During this last quarter of 2024, private consumption is driving economic activity. This expenditure has become and will continue to be one of the main growth drivers of the economy in the coming quarters, although its recovery lags behind that of GDP. Two questions arise here. Firstly, why is household spending recovering? And secondly, why is it not doing so at a faster pace? The first question is largely explained by a resilient labor market, the progressive improvement of financial conditions, and high levels of savings.
This being true, private consumption is recovering, but it is doing so with a delay compared to the GDP. Specifically, private consumption in 2027 would be 10.4% above its pre-pandemic level, while the GDP difference is 13.5%. Moreover, average household consumption remains below pre-pandemic levels, and the savings rate continues to be higher than it was in 2019 and above its historical average.

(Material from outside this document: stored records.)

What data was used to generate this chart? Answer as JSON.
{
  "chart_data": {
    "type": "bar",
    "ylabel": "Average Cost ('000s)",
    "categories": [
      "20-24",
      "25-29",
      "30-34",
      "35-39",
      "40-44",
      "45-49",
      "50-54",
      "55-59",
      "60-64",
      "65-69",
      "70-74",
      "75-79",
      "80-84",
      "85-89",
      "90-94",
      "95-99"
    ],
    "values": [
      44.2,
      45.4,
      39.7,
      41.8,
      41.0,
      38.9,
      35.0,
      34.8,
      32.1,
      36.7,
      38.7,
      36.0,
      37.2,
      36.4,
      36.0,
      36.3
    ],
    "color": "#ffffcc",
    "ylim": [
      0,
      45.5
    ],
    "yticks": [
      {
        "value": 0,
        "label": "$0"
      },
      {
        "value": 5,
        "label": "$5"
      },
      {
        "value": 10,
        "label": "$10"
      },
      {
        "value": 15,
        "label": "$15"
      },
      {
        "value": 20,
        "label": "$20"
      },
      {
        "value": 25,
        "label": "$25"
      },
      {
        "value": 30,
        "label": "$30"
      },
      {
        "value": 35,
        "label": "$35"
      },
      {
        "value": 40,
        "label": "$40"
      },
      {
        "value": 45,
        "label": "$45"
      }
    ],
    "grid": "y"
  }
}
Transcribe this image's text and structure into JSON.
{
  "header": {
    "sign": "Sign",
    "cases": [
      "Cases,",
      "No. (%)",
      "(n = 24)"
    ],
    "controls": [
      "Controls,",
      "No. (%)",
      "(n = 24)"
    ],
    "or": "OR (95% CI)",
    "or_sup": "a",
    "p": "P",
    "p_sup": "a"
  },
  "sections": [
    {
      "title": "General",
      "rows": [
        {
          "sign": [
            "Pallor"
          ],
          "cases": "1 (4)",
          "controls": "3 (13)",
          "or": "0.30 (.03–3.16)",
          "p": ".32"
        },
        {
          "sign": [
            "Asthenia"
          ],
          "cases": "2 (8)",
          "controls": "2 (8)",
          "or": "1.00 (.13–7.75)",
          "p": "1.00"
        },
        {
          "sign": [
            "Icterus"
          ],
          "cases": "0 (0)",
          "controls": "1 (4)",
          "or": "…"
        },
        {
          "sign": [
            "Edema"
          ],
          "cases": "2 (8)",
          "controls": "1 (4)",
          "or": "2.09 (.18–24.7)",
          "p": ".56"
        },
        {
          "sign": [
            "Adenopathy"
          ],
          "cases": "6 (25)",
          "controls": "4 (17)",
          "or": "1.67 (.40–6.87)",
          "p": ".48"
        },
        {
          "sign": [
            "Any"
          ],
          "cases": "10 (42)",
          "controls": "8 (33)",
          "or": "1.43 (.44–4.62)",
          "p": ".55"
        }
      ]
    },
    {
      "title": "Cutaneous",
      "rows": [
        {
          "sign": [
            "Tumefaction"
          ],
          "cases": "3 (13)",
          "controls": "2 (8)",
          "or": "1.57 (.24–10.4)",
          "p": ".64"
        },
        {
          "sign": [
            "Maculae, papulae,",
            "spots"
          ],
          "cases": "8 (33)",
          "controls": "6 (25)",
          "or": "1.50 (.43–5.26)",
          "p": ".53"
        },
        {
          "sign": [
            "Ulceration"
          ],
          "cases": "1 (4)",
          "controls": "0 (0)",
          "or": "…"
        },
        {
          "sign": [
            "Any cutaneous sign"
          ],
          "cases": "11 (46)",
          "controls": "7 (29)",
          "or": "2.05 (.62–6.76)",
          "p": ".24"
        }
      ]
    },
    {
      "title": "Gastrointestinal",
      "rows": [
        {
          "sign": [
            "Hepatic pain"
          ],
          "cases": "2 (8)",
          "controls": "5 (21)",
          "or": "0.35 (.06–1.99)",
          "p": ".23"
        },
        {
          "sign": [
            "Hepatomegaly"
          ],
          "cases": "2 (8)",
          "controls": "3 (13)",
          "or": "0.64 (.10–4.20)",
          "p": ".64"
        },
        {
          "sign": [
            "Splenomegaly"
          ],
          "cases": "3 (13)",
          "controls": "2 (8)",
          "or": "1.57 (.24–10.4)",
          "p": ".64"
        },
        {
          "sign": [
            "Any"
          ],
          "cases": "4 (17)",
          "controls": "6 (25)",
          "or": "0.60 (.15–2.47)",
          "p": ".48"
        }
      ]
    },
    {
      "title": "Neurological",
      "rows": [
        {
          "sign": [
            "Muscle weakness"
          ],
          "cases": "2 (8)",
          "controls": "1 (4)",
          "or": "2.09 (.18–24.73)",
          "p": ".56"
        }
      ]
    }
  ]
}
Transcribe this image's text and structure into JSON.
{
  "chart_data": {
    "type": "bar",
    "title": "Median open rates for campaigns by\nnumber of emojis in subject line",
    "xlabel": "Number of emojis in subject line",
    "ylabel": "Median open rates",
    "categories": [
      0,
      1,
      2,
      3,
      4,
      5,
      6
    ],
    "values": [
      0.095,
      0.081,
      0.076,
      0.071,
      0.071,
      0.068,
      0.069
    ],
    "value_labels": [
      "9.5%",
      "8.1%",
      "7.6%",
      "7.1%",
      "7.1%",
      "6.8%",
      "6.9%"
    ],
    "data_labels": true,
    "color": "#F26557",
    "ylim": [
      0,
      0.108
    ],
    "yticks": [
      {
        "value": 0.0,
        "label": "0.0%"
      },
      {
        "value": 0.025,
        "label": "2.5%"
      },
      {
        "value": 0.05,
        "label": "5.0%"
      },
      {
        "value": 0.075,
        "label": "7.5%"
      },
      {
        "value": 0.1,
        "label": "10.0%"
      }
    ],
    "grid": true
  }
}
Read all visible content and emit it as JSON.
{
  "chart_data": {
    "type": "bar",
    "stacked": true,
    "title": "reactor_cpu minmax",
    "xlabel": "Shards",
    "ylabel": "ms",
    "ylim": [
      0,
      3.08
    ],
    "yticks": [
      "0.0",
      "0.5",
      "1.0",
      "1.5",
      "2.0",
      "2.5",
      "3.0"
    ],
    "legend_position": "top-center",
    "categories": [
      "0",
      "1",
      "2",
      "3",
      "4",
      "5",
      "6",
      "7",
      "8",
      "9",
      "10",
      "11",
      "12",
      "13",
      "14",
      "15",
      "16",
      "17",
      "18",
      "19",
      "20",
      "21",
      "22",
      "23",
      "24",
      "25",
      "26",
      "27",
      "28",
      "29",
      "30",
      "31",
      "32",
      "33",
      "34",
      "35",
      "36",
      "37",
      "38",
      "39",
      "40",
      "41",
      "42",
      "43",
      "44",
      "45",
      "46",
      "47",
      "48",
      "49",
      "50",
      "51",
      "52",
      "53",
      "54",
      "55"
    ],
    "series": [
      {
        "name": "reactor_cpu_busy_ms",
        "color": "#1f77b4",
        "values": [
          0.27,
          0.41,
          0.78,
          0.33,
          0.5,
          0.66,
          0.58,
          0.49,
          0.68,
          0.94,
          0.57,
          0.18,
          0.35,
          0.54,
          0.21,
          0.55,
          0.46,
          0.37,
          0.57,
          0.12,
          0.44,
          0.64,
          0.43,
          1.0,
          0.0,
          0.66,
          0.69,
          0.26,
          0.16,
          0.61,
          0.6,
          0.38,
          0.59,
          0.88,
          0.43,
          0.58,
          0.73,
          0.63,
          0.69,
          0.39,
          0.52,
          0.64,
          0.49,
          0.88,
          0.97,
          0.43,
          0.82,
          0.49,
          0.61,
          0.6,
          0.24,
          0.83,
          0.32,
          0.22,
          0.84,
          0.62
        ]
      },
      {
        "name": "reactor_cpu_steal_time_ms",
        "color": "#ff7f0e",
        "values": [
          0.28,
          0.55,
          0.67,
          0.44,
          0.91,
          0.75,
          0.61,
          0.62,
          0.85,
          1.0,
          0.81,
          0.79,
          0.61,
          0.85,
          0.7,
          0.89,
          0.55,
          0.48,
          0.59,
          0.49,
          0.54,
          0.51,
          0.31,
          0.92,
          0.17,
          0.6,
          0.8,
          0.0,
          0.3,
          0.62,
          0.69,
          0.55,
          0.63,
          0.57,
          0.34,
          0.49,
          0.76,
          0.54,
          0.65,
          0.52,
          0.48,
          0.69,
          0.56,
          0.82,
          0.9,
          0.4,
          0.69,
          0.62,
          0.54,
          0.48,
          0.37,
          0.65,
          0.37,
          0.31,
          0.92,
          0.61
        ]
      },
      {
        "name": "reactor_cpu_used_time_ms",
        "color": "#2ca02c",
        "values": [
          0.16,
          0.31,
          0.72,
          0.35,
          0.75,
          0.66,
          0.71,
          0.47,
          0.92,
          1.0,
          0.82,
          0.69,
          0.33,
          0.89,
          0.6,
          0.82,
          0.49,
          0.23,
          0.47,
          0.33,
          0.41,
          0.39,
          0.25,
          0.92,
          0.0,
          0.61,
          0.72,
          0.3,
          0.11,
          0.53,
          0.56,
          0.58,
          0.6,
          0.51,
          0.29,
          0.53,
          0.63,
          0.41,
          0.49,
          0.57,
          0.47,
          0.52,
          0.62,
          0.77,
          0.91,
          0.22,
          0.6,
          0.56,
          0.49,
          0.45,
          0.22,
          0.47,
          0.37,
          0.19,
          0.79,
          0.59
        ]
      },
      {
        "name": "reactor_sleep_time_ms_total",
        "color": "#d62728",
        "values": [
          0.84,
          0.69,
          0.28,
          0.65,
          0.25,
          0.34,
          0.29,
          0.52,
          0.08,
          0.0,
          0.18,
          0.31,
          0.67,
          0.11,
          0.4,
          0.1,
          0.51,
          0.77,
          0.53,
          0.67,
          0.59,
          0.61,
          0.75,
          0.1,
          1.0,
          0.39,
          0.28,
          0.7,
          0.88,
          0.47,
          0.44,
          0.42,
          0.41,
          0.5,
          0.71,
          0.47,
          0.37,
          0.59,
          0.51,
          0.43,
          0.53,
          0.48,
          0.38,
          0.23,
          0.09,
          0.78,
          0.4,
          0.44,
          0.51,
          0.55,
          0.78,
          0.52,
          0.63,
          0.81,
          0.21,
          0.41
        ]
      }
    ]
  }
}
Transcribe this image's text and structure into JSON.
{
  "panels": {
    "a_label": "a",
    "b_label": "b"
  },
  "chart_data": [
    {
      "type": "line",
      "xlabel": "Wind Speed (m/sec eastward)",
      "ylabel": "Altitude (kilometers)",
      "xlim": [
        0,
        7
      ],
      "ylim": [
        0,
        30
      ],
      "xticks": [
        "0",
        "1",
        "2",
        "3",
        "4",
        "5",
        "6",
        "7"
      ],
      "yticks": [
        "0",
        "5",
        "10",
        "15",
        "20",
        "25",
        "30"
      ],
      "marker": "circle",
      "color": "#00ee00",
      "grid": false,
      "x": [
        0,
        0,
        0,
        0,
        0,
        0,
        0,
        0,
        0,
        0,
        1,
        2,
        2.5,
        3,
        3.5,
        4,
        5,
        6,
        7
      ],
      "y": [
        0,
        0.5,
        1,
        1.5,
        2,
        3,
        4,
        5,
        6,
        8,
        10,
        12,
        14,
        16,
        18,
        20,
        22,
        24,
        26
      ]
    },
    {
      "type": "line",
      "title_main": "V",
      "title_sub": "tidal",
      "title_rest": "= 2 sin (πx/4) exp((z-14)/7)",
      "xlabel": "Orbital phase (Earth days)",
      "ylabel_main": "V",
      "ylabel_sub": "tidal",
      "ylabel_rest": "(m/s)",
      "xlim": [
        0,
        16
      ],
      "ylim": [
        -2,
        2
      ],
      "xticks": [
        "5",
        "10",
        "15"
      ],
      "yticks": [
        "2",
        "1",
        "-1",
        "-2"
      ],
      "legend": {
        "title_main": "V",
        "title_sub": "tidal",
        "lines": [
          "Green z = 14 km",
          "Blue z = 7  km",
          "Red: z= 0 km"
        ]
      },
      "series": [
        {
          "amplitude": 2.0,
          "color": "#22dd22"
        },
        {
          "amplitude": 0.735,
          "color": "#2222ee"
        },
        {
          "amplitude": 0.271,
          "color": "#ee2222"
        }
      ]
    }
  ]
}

The reasons for this delay pointed out by the Bank of Spain is that there could be a perception among households of a worse economic situation than they actually have. To support this thesis, they provide a survey from the ECB that shows this different perception, and they have also conducted their own study indicating that there is more reluctance to consume among higher incomes and those who live in rented accommodation. One hypothesis, to be confirmed, is that these are households that have accumulated higher incomes and are considering buying a home, which would stimulate them more towards saving than consumption.
On the other hand, investment will increase its contribution to growth in the coming quarters, largely thanks to the increased implementation of the recovery plan and improving financing conditions. However, it is still behind schedule compared to what was expected.
On the other hand, public consumption, a strong driver of growth in 2023 and 2024, will moderate its contribution, partly due to the brake that European fiscal rules back in force impose on this expenditure.
Regarding inflation, the Bank of Spain expects it to remain stable and to start decreasing towards levels around 2% starting in March 2025. This process is possible due to the moderation of core inflation and, above all, due to the slowdown in the increase of food prices that is being observed.
The damage will have a limited and temporary effect on growth, while causing a 0.5% increase in public spending.
Another element calculated by the Bank of Spain is the economic impact of the cold drop, both on growth and deficit. As for the GDP, its effect will be limited, resulting in a decrease of one or two tenths in the fourth quarter, which is considered a transitory effect that could be reversed by mid-2025 thanks to the aid measures for affected families and businesses. What the “dana” will indeed cause is an increase in public spending, with repercussions on the deficit. Compliance with the 3% limit this year is in jeopardy, as the measures taken to address these floods could increase the deficit by 0.5% of the GDP, to be spread between this year and 2025.
However, the Bank of Spain itself points out that these expenses are of an extraordinary nature and would not affect Brussels' assessment of the Spanish accounts.
Regarding the fiscal and structural plan presented to Brussels, it is estimated that net primary spending will be higher than the Government's initial projections. While the Executive forecasts a monthly increase of 3.5% during the 2025-2027 period, the Bank of Spain suggests that an additional adjustment averaging between 0.3 and 0.4 percentage points annually would be necessary. Translated into a deficit, this would represent about 0.2 percentage points of GDP, around 3,000 million per year during this period.